¿Debe una gran ciudad (o una ciudad de provincias, pero con pretensiones de gran ciudad, como la nuestra) celebrar su fiesta mayor, como hacen en los pueblos? Depende. En principio, uno está a favor de cualquier iniciativa que promueva el jolgorio de la población, pero el concepto de “fiesta mayor” aplicado a una ciudad me chirría un tanto, prefiero que lo hagan suyo los barrios de Barcelona y, sobre todo, Gràcia, cuyos habitantes disfrutan manteniendo la fantasía de que viven en un pueblecito encantador y que cuando salen de él, “bajan a Barcelona”. En ese sentido, conservar la Mercè como fiesta grande de nuestra ciudad es también una maniobra entre bonista y vintage cuyo objetivo es evocar la supervivencia de un mundo rural en el que todos se conocen y se aprecian y beben la misma cerveza caliente y mean en las mismas esquinas y encajan los mismos porrazos de la Guardia Urbana cuando se exceden en su entrega a la xerinola.

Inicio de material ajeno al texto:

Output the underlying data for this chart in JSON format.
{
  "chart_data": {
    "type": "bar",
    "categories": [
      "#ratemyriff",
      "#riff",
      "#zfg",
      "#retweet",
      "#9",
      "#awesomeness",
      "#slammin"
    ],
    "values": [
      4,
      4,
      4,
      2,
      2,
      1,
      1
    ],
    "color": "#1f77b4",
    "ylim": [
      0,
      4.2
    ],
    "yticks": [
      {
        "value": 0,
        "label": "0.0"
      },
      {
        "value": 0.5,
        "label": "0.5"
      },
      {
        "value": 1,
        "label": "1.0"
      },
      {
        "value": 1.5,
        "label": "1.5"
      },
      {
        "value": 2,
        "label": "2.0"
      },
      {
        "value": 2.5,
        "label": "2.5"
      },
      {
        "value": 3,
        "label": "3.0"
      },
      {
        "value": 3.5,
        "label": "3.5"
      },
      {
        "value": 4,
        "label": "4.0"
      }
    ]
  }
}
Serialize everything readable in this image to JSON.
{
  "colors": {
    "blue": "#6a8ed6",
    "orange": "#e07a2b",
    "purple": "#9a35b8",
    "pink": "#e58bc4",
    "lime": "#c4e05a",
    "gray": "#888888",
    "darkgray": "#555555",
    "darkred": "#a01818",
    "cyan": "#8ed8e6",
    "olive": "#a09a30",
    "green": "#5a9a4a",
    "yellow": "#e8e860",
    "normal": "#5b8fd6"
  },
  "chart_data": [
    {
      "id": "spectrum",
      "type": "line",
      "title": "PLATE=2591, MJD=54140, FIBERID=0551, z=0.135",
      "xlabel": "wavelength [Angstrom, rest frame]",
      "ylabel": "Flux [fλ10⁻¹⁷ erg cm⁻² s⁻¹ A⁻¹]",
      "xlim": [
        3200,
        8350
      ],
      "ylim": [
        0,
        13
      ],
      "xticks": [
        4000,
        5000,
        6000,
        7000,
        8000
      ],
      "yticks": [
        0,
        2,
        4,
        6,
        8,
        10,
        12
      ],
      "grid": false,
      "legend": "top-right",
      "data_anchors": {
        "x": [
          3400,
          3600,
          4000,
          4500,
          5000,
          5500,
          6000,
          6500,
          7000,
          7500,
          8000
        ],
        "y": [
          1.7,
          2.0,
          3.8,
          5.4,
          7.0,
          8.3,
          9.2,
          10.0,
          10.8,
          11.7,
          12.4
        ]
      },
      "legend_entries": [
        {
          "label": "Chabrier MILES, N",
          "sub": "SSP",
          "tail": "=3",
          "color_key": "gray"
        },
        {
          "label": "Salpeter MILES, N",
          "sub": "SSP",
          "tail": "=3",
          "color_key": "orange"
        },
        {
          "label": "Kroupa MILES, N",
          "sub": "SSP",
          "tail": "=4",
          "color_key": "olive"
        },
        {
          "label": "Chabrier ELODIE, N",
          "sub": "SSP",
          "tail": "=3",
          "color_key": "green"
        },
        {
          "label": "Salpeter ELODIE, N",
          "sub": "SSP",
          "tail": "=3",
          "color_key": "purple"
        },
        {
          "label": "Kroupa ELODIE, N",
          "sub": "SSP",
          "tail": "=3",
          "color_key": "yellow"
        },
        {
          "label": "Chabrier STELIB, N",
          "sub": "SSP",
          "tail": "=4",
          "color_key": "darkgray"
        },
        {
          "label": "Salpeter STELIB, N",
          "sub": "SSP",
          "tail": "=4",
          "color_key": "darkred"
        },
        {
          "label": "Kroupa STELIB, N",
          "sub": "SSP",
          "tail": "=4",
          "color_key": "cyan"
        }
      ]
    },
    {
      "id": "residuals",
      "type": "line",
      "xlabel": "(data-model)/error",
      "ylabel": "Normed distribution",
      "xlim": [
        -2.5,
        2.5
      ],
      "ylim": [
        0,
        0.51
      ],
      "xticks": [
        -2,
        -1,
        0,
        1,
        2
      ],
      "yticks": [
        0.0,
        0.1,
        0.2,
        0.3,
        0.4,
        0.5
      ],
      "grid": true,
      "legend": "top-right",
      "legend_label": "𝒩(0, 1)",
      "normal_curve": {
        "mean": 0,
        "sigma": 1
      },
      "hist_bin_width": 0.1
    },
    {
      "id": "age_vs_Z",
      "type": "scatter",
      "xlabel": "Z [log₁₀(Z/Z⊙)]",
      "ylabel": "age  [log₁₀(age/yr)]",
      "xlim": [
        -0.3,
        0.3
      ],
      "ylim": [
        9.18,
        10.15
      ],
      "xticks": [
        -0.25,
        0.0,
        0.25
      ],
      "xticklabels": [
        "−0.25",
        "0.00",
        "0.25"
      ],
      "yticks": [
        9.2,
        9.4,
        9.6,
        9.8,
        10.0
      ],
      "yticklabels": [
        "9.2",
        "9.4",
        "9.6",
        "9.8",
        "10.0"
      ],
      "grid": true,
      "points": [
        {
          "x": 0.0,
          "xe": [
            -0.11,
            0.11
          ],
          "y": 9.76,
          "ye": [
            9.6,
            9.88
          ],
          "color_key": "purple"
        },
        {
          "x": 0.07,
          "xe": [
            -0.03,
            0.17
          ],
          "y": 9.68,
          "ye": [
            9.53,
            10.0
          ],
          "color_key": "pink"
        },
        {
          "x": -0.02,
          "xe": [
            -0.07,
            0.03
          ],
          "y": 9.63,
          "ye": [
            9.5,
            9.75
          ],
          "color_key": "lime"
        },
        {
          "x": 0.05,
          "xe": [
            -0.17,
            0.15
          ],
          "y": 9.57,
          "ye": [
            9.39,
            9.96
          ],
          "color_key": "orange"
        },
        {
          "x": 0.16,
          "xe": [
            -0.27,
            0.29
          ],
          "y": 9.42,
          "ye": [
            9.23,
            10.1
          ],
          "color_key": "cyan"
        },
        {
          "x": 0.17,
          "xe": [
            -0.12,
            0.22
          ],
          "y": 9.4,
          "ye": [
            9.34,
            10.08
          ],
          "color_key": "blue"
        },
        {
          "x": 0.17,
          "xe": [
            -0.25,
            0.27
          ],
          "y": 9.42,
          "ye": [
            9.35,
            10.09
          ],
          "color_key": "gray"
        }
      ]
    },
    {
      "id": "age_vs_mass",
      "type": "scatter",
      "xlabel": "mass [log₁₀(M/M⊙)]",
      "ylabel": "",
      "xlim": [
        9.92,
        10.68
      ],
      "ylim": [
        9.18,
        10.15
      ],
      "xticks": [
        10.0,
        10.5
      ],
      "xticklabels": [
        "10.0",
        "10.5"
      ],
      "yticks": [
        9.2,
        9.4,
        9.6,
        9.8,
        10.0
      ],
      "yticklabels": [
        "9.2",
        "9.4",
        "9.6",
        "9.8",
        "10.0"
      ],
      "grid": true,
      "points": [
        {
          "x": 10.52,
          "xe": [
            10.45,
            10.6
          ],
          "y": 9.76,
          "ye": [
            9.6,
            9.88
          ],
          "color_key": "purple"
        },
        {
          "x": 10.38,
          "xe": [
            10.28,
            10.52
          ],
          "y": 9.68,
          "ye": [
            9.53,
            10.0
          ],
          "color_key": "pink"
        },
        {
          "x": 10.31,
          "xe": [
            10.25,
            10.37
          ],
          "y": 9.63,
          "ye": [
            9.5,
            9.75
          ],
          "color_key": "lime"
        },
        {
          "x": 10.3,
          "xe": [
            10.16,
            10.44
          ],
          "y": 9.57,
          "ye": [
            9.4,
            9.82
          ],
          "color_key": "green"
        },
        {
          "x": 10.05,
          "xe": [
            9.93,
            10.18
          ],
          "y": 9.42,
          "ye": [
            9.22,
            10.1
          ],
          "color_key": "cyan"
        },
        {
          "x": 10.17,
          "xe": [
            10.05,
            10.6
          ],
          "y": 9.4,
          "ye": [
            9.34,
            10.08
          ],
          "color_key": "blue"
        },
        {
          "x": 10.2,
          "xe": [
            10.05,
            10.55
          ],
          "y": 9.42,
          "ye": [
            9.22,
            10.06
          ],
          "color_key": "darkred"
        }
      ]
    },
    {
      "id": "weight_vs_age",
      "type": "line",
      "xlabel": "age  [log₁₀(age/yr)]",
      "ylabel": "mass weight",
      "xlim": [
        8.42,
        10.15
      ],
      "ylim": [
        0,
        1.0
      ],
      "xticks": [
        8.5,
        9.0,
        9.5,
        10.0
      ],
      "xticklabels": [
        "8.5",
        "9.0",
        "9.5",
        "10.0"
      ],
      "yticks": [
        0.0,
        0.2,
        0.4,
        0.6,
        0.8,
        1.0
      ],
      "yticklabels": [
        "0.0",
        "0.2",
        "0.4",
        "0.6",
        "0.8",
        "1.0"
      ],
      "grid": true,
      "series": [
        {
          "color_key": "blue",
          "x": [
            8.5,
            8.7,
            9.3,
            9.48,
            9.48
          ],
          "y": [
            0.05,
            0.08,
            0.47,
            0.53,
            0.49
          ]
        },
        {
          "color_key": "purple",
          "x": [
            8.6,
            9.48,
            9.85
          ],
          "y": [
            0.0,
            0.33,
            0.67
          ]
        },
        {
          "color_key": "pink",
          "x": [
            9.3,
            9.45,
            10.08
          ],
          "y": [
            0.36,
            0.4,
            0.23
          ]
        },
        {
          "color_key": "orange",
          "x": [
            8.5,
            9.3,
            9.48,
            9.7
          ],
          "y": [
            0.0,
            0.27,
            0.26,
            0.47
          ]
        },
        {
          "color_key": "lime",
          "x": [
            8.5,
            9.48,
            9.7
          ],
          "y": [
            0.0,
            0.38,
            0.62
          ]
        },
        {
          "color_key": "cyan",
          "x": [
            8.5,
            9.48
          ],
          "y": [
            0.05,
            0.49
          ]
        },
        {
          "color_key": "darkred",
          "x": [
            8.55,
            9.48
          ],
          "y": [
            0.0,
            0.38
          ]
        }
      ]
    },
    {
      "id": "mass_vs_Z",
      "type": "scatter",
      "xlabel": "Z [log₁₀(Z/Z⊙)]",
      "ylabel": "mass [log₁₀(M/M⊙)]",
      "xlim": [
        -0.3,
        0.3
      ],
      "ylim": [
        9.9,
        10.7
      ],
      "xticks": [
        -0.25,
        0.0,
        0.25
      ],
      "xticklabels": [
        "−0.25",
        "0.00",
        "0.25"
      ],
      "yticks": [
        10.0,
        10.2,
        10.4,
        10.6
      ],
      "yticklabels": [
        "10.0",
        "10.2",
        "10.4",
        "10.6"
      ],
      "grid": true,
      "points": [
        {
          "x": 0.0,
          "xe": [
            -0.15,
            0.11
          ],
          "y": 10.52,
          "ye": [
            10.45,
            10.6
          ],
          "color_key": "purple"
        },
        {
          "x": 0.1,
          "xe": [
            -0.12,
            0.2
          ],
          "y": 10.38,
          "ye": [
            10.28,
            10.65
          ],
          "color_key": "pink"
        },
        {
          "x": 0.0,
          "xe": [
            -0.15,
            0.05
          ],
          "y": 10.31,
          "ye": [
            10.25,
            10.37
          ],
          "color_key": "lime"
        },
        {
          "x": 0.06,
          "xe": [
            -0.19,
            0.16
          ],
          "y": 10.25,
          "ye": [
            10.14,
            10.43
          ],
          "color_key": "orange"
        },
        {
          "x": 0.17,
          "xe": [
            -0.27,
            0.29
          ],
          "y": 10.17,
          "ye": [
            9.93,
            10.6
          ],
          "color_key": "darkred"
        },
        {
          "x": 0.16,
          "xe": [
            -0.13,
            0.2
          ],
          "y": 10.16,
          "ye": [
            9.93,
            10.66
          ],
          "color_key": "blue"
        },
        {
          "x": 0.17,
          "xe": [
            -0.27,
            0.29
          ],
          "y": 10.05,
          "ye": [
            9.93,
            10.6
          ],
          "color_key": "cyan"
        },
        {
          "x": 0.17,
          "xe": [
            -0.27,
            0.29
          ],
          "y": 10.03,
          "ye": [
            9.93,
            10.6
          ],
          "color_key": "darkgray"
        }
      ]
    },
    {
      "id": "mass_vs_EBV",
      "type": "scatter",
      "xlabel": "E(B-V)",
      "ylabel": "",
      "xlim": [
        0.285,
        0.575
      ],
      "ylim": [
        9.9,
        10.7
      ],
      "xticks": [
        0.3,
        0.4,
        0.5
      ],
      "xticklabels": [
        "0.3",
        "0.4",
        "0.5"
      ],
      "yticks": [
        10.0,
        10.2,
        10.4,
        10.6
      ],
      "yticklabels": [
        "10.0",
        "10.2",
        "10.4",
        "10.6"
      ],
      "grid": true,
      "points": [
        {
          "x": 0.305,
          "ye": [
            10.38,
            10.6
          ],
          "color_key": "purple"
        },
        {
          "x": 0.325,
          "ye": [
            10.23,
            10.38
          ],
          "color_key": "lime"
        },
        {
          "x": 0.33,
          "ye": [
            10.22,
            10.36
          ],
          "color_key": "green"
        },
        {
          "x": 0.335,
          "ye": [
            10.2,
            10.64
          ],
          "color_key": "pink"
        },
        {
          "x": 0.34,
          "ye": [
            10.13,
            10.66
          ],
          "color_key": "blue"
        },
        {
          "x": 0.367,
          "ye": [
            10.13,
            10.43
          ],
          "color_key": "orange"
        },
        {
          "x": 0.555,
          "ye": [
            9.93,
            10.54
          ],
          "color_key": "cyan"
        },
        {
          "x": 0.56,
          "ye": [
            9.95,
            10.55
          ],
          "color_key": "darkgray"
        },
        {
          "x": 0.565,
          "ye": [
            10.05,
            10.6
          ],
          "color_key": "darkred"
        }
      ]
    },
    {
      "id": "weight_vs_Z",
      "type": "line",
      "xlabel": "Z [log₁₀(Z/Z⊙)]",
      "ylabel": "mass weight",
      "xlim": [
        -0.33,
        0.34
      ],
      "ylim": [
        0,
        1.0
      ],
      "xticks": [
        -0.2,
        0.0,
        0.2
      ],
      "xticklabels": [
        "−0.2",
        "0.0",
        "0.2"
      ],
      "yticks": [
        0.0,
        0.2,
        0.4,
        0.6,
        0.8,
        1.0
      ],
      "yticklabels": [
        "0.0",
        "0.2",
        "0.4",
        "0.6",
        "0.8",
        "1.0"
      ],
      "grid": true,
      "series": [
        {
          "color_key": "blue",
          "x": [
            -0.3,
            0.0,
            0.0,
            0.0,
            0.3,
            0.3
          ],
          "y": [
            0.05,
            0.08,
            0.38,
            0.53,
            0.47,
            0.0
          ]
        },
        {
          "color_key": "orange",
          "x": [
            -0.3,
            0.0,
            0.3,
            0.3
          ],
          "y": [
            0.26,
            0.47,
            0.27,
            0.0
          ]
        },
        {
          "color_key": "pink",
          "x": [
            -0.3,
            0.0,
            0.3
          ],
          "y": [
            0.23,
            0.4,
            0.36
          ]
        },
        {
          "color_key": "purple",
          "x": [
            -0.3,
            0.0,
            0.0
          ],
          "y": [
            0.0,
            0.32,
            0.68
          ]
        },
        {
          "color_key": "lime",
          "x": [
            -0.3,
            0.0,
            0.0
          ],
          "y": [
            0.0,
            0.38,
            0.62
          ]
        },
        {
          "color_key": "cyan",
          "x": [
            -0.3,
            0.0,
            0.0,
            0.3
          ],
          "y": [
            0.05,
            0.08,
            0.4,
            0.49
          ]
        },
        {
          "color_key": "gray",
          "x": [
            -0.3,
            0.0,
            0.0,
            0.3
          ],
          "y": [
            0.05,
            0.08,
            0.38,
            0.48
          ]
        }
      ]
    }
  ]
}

Este año, como aperitivo de unas fiestas imposibles por culpa del coronavirus, la administración Colau ha colocado en algunas calles unas mesas como de merendero que inciden en esa línea de, digamos, pensamiento, consistente en considerar la ciudad como un pueblo grande: si la gente es tan tiquismiquis como para negarse a practicar el picnic urbano por temor a que un motorista les sople las croquetas o a que un autobús se los lleve por delante con la mesa incluida, la culpa no es de la alcaldesa, una visionaria cuyas ideas no siempre son comprendidas por el populacho.

Si me apuran, la figura del pregonero también puede resultar irritante por culpa del buenismo vintage ya citado. Se trata de convocar a alguien mínimamente conocido por la población que suelte unas cuantas obviedades progresistas que fomenten el espíritu de equipo y, en las circunstancias actuales, la paciencia del personal. Este año le ha tocado a Tortell Poltrona, al que nunca le he visto la gracia, pero reconozco que la cosa podría haber sido peor: el pregón podría haberle caído a Jordi Pesarrodona, político y payaso comarcal que estos días se juega la inhabilitación (como político y espero también que como payaso) por su actitud levantisca cuando el golpe de estado de octubre del 17. Reconozco, eso sí, que nunca me he llevado bien con los payasos: de pequeño, me daban una mezcla de grima y terror, sobre todo el Augusto -cara blanca, enorme ceja pintada, sonrisa de orate, bombachos, cucurucho en la cabeza: la viva imagen del asesino en serie aquejado de horribles perversiones sexuales-, aunque desde que vi a dos discutiendo por dinero en un pasillo de casa de mis tíos, durante la primera comunión de mi primo, les perdí bastante el miedo. En cualquier caso, coincido con la descripción de Perich: “El payaso ríe por fuera y llora por dentro, motivo por el que suele tener tan poca gracia”.

Ada Colau y Tortell Poltrona, eso sí, forman una pareja perfecta en su género, pues ambos se consideran grandes humanistas. Y supongo que lo importante son los días de asueto que hoy empiezan, uno de esos puentes que tanto nos gustan. La programación musical, a cargo del siempre fiable Jordi Turtós, cuenta con algunas citas de mérito, como la actuación de mi admirada (y generalmente ignorada) Maria Rodés. Y cualquier excusa es buena para tumbarse a la bartola, aunque se trate de un anacronismo como la fiesta mayor de una gran ciudad (o que aspira a serlo). Mientras escribo estas líneas, aún no sé si Torra se ha salido con la suya y ha confinado la Cerdanya, pero espero por su bien que no lo haya hecho: una cosa es que para lo que le queda en el convento se cague dentro, y otra es jorobarles el puente a los pijos -colonos y lazis por igual- que no ven la hora de abandonar esa ciudad a la que, teóricamente, tanto quieren. Cuidado, Quim, que por ahí te hundes: esta ciudad es implacable con lo que realmente importa.